Когда занавес опустился, сержант Мартынова горячо хлопала в ладоши, что-то восторженно кричала, слившись в единое целое со всем залом.

В антракте к Самсоновой подошел высокий, стройный юноша. Называл ее вежливо и солидно: Валентина Михайловна. По обрывкам разговора нетрудно было догадаться, что они давние друзья и понимают друг друга с полуслова.

Второй акт был таким же чарующе-трогательным, а в антракте к ним снова подошел стройный юноша. Пригласил в буфет. Валентина официально представила их друг другу, назвав юношу молодым композитором Олегом Кондрацким.

— Я тоже побывал на фронте, — сказал композитор, когда они спустились в буфет. — Ездил с концертной бригадой.

— Олег был на Курской дуге, — дополнила его Валя.

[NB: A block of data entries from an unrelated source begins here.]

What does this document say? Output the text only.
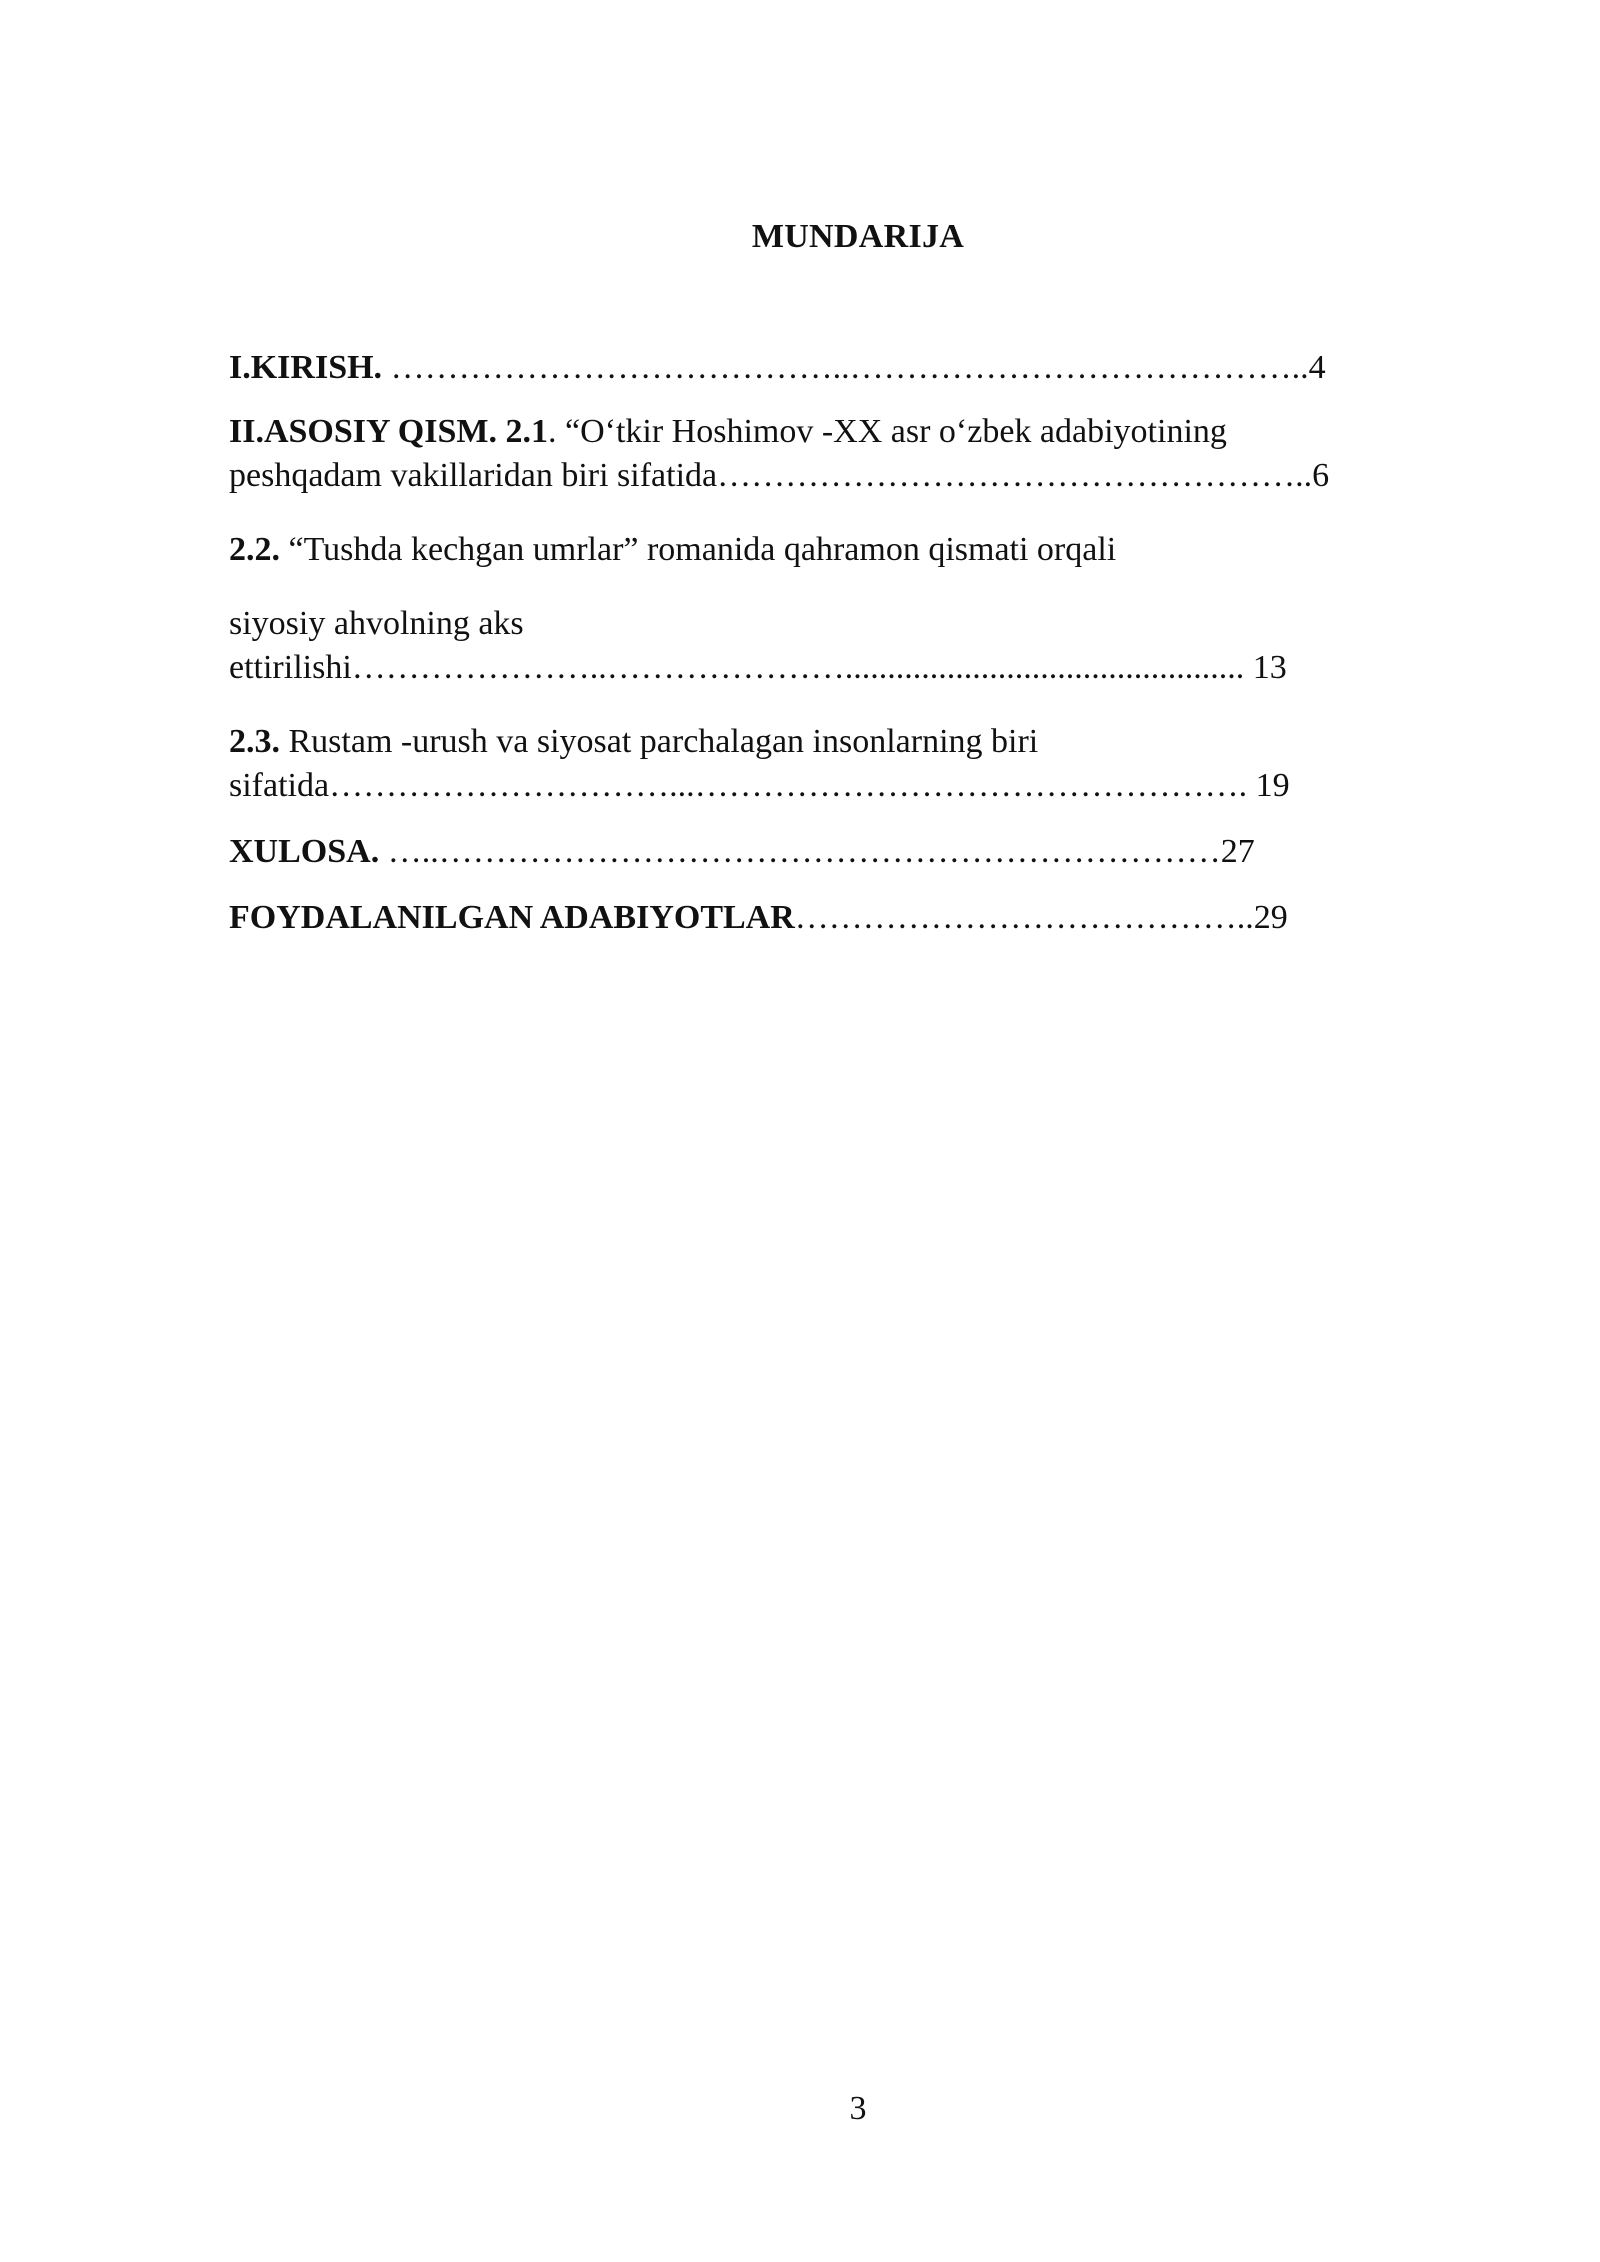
MUNDARIJA
I.KIRISH. …………………………………..…………………………………..4
II.ASOSIY QISM. 2.1. “O‘tkir Hoshimov -XX asr o‘zbek adabiyotining
peshqadam vakillaridan biri sifatida……………………………………………..6
2.2. “Tushda kechgan umrlar” romanida qahramon qismati orqali
siyosiy ahvolning aks
ettirilishi…………………..…………………............................................... 13
2.3. Rustam -urush va siyosat parchalagan insonlarning biri
sifatida…………………………...…………………………………………. 19
XULOSA. …..……………………………………………………………27
FOYDALANILGAN ADABIYOTLAR…………………………………..29
3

— Да, да, — сказал он. — То, что я там увидел, не забуду никогда. — Его продолговатое худощавое лицо стало грустным и вдохновенным. — Обоянь, Солнцево, Прохорова… Самолеты, танки, звон, скрежет, огонь. И среди всего этого — человек. Я хочу воссоздать этот ужас и стойкость наших людей во Второй симфонии, которую заканчиваю.

В буфете продавали яблоки, крюшон и конфеты на сахарине. Они пили крюшон, ели горьковатые конфеты. Олег что-то энергично доказывал Валентине, которая спросила у него, скоро ли он закончит свою симфонию. Галина к их разговору не прислушивалась, снова улетев мыслями далеко.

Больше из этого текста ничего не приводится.